使用 Selenium 和 Python 单击按钮,直到不再存在

问题描述 投票:0回答:1

我正在尝试抓取此网站:https://www.vertexconnects.com/find-atc

输入任何邮政编码后,我似乎无法让 while 循环继续单击“加载更多”按钮。该代码似乎在位置行上失败,获取每个位置结果,并出现此错误

   raise TimeoutException(message, screen, stacktrace)
selenium.common.exceptions.TimeoutException: Message: 

代码如下:

from selenium import webdriver
from selenium.webdriver.support.ui import WebDriverWait
from selenium.webdriver import ActionChains
from selenium.webdriver.common.by import By
from selenium.webdriver.support import expected_conditions as EC
from selenium.webdriver.support.ui import Select

options = webdriver.ChromeOptions()
driver = webdriver.Chrome(options = options)
action = ActionChains(driver)

driver.get("https://www.vertexconnects.com/find-atc")
driver.maximize_window()
wait = WebDriverWait(driver,5)
# Use below line only if you are getting the Accept/Reject cookies pop-up
wait.until(EC.element_to_be_clickable((By.XPATH, "//button[contains(.,'Accept All')]"))).click()

location_textbox = wait.until(EC.presence_of_element_located((By.ID,"location-search-input")))
action.move_to_element(location_textbox).click().send_keys("10001").perform()
wait.until(EC.element_to_be_clickable((By.CLASS_NAME, "atc-finder-button"))).click()

while True:
    try:
        wait.until(EC_element_to_be_clickable((By.ID, "loadMore"))).click()
    except:
        break

print("done")

locations = wait.until(EC.visibility_of_all_elements_located((By.XPATH, "//div[@class='location-result']")))
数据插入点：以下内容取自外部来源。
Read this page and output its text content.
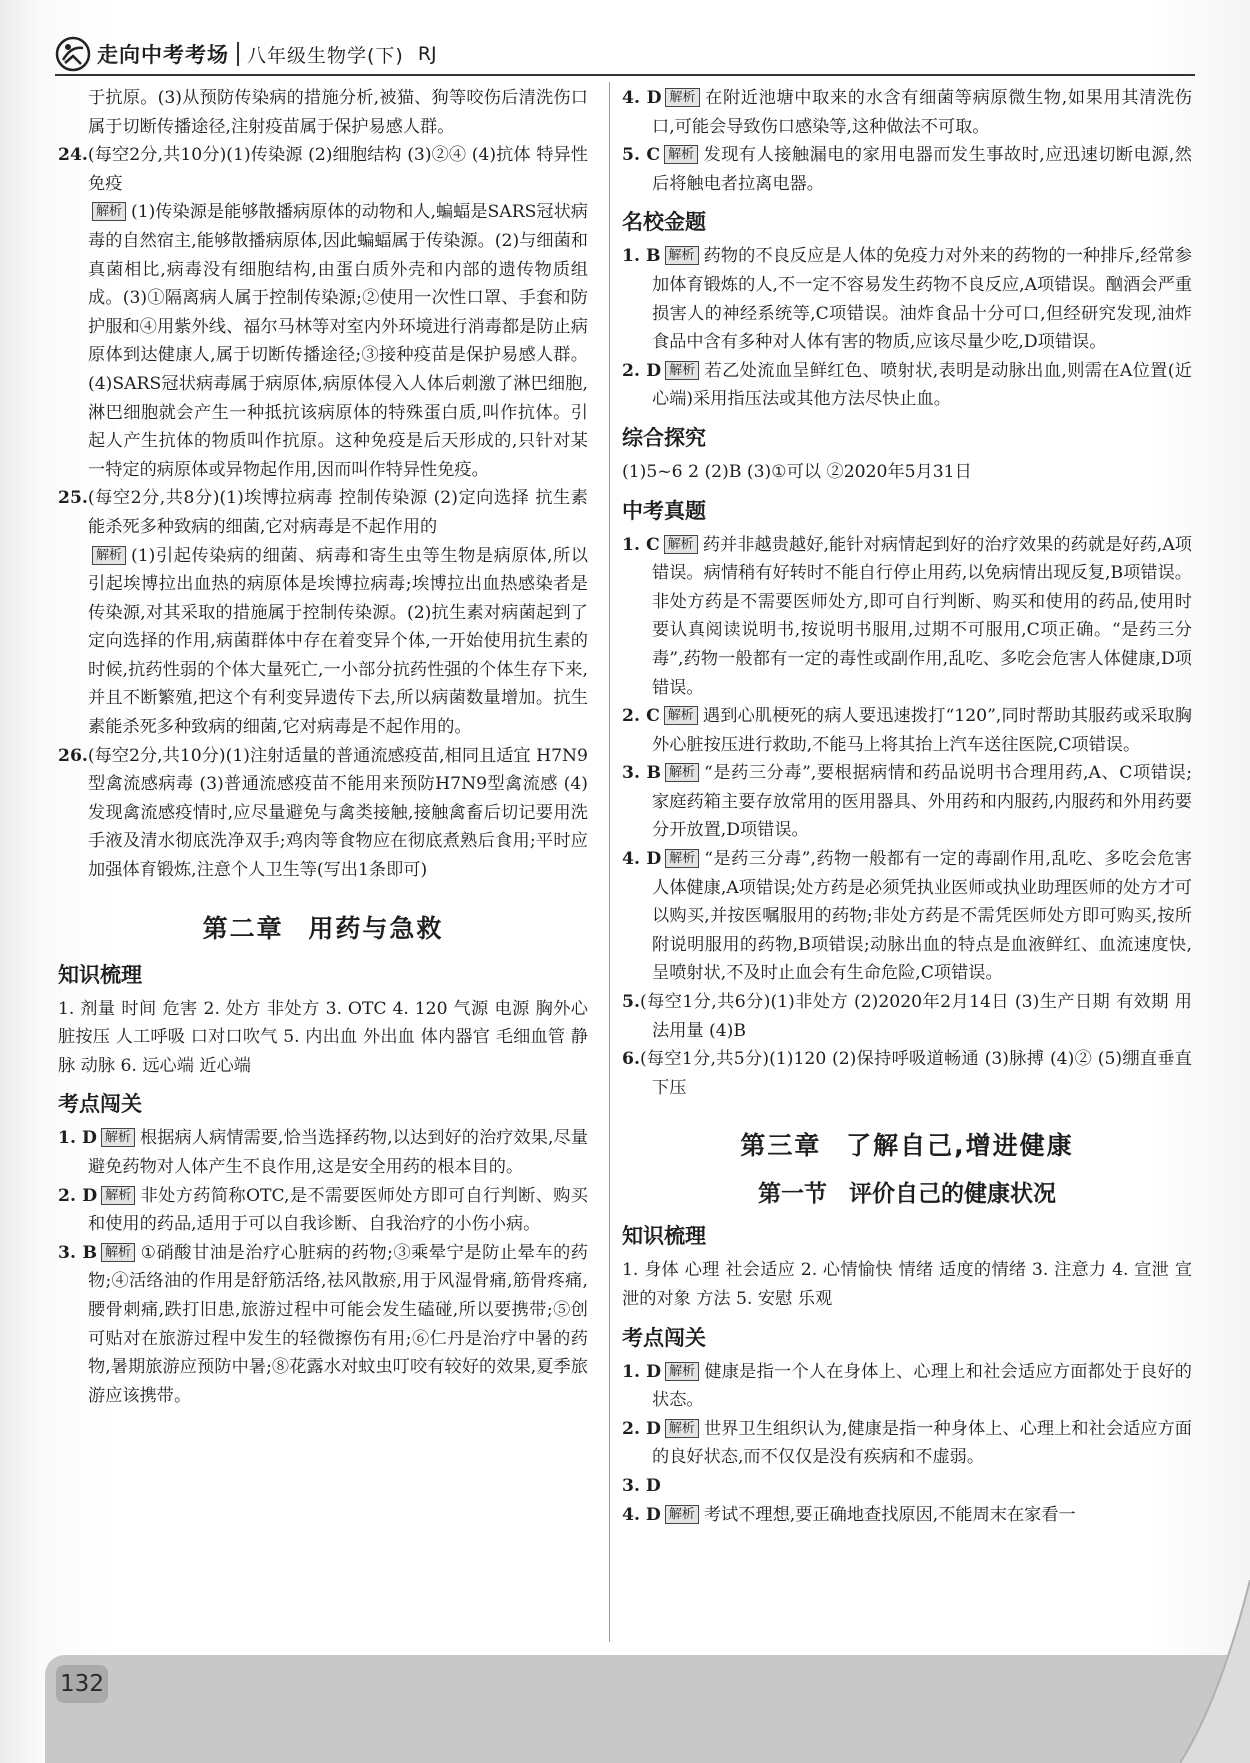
走向中考考场 八年级生物学(下) RJ

于抗原。(3)从预防传染病的措施分析,被猫、狗等咬伤后清洗伤口属于切断传播途径,注射疫苗属于保护易感人群。

24.(每空2分,共10分)(1)传染源 (2)细胞结构 (3)②④ (4)抗体 特异性免疫

解析 (1)传染源是能够散播病原体的动物和人,蝙蝠是SARS冠状病毒的自然宿主,能够散播病原体,因此蝙蝠属于传染源。(2)与细菌和真菌相比,病毒没有细胞结构,由蛋白质外壳和内部的遗传物质组成。(3)①隔离病人属于控制传染源;②使用一次性口罩、手套和防护服和④用紫外线、福尔马林等对室内外环境进行消毒都是防止病原体到达健康人,属于切断传播途径;③接种疫苗是保护易感人群。(4)SARS冠状病毒属于病原体,病原体侵入人体后刺激了淋巴细胞,淋巴细胞就会产生一种抵抗该病原体的特殊蛋白质,叫作抗体。引起人产生抗体的物质叫作抗原。这种免疫是后天形成的,只针对某一特定的病原体或异物起作用,因而叫作特异性免疫。

25.(每空2分,共8分)(1)埃博拉病毒 控制传染源 (2)定向选择 抗生素能杀死多种致病的细菌,它对病毒是不起作用的

解析 (1)引起传染病的细菌、病毒和寄生虫等生物是病原体,所以引起埃博拉出血热的病原体是埃博拉病毒;埃博拉出血热感染者是传染源,对其采取的措施属于控制传染源。(2)抗生素对病菌起到了定向选择的作用,病菌群体中存在着变异个体,一开始使用抗生素的时候,抗药性弱的个体大量死亡,一小部分抗药性强的个体生存下来,并且不断繁殖,把这个有利变异遗传下去,所以病菌数量增加。抗生素能杀死多种致病的细菌,它对病毒是不起作用的。

26.(每空2分,共10分)(1)注射适量的普通流感疫苗,相同且适宜 H7N9型禽流感病毒 (3)普通流感疫苗不能用来预防H7N9型禽流感 (4)发现禽流感疫情时,应尽量避免与禽类接触,接触禽畜后切记要用洗手液及清水彻底洗净双手;鸡肉等食物应在彻底煮熟后食用;平时应加强体育锻炼,注意个人卫生等(写出1条即可)

第二章 用药与急救
知识梳理

1. 剂量 时间 危害 2. 处方 非处方 3. OTC 4. 120 气源 电源 胸外心脏按压 人工呼吸 口对口吹气 5. 内出血 外出血 体内器官 毛细血管 静脉 动脉 6. 远心端 近心端

考点闯关

1. D 解析 根据病人病情需要,恰当选择药物,以达到好的治疗效果,尽量避免药物对人体产生不良作用,这是安全用药的根本目的。

2. D 解析 非处方药简称OTC,是不需要医师处方即可自行判断、购买和使用的药品,适用于可以自我诊断、自我治疗的小伤小病。

3. B 解析 ①硝酸甘油是治疗心脏病的药物;③乘晕宁是防止晕车的药物;④活络油的作用是舒筋活络,祛风散瘀,用于风湿骨痛,筋骨疼痛,腰骨刺痛,跌打旧患,旅游过程中可能会发生磕碰,所以要携带;⑤创可贴对在旅游过程中发生的轻微擦伤有用;⑥仁丹是治疗中暑的药物,暑期旅游应预防中暑;⑧花露水对蚊虫叮咬有较好的效果,夏季旅游应该携带。

4. D 解析 在附近池塘中取来的水含有细菌等病原微生物,如果用其清洗伤口,可能会导致伤口感染等,这种做法不可取。

5. C 解析 发现有人接触漏电的家用电器而发生事故时,应迅速切断电源,然后将触电者拉离电器。

名校金题

1. B 解析 药物的不良反应是人体的免疫力对外来的药物的一种排斥,经常参加体育锻炼的人,不一定不容易发生药物不良反应,A项错误。酗酒会严重损害人的神经系统等,C项错误。油炸食品十分可口,但经研究发现,油炸食品中含有多种对人体有害的物质,应该尽量少吃,D项错误。

2. D 解析 若乙处流血呈鲜红色、喷射状,表明是动脉出血,则需在A位置(近心端)采用指压法或其他方法尽快止血。

综合探究

(1)5~6 2 (2)B (3)①可以 ②2020年5月31日

中考真题

1. C 解析 药并非越贵越好,能针对病情起到好的治疗效果的药就是好药,A项错误。病情稍有好转时不能自行停止用药,以免病情出现反复,B项错误。非处方药是不需要医师处方,即可自行判断、购买和使用的药品,使用时要认真阅读说明书,按说明书服用,过期不可服用,C项正确。“是药三分毒”,药物一般都有一定的毒性或副作用,乱吃、多吃会危害人体健康,D项错误。

2. C 解析 遇到心肌梗死的病人要迅速拨打“120”,同时帮助其服药或采取胸外心脏按压进行救助,不能马上将其抬上汽车送往医院,C项错误。

3. B 解析 “是药三分毒”,要根据病情和药品说明书合理用药,A、C项错误;家庭药箱主要存放常用的医用器具、外用药和内服药,内服药和外用药要分开放置,D项错误。

4. D 解析 “是药三分毒”,药物一般都有一定的毒副作用,乱吃、多吃会危害人体健康,A项错误;处方药是必须凭执业医师或执业助理医师的处方才可以购买,并按医嘱服用的药物;非处方药是不需凭医师处方即可购买,按所附说明服用的药物,B项错误;动脉出血的特点是血液鲜红、血流速度快,呈喷射状,不及时止血会有生命危险,C项错误。

5.(每空1分,共6分)(1)非处方 (2)2020年2月14日 (3)生产日期 有效期 用法用量 (4)B

6.(每空1分,共5分)(1)120 (2)保持呼吸道畅通 (3)脉搏 (4)② (5)绷直垂直下压

第三章 了解自己,增进健康
第一节 评价自己的健康状况
知识梳理

1. 身体 心理 社会适应 2. 心情愉快 情绪 适度的情绪 3. 注意力 4. 宣泄 宣泄的对象 方法 5. 安慰 乐观

考点闯关

1. D 解析 健康是指一个人在身体上、心理上和社会适应方面都处于良好的状态。

2. D 解析 世界卫生组织认为,健康是指一种身体上、心理上和社会适应方面的良好状态,而不仅仅是没有疾病和不虚弱。

3. D

4. D 解析 考试不理想,要正确地查找原因,不能周末在家看一

132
for location in locations:
    name = location.find_element(By.TAG_NAME, "h4").text()
    address = location.find_element(By.CLASS_NAME, "address atc-finder-hospital-address").text()
    phone_num = location.find_element(By.TAG_Name, "a").text
    print(name, address, phone_num)
python selenium-webdriver web-scraping
1个回答
0
投票

代码中的问题:

  1. 事实上,您的

    while
    循环未有效单击 Load More 按钮,原因如下:

    1a。在下面的代码中,存在语法错误。应该是

    EC.
    而不是
    EC_

    wait.until(EC_element_to_be_clickable((By.ID, "loadMore"))).click()
    

    1b。 Selenium 无法通过

    EC.element_to_be_clickable
    找到“加载更多”按钮。改成
    EC.presence_of_element_located

  2. 在下面的代码中,最后应该是

    .text

    name = location.find_element(By.TAG_NAME, "h4").text()
    address = location.find_element(By.CLASS_NAME, "address atc-finder-hospital-address").text()
    
  3. 以下定位器策略不正确。当有多个类时,不能使用

    CLASS_NAME
    。仅供参考,
    address
    是一类,
    atc-finder-hospital-address
    是另一类。

    By.CLASS_NAME, "address atc-finder-hospital-address"
    
  4. 如果您注意到网页,并不是每家医院都有电话号码。因此,当没有找到

    <a>
    标签时,下面的代码行将会失败

    phone_num = location.find_element(By.TAG_Name, "a").text
    

这是重构后的代码:

import time
from selenium import webdriver
from selenium.webdriver.support.ui import WebDriverWait
from selenium.webdriver.common.by import By
from selenium.webdriver.support import expected_conditions as EC

options = webdriver.ChromeOptions()
driver = webdriver.Chrome(options = options)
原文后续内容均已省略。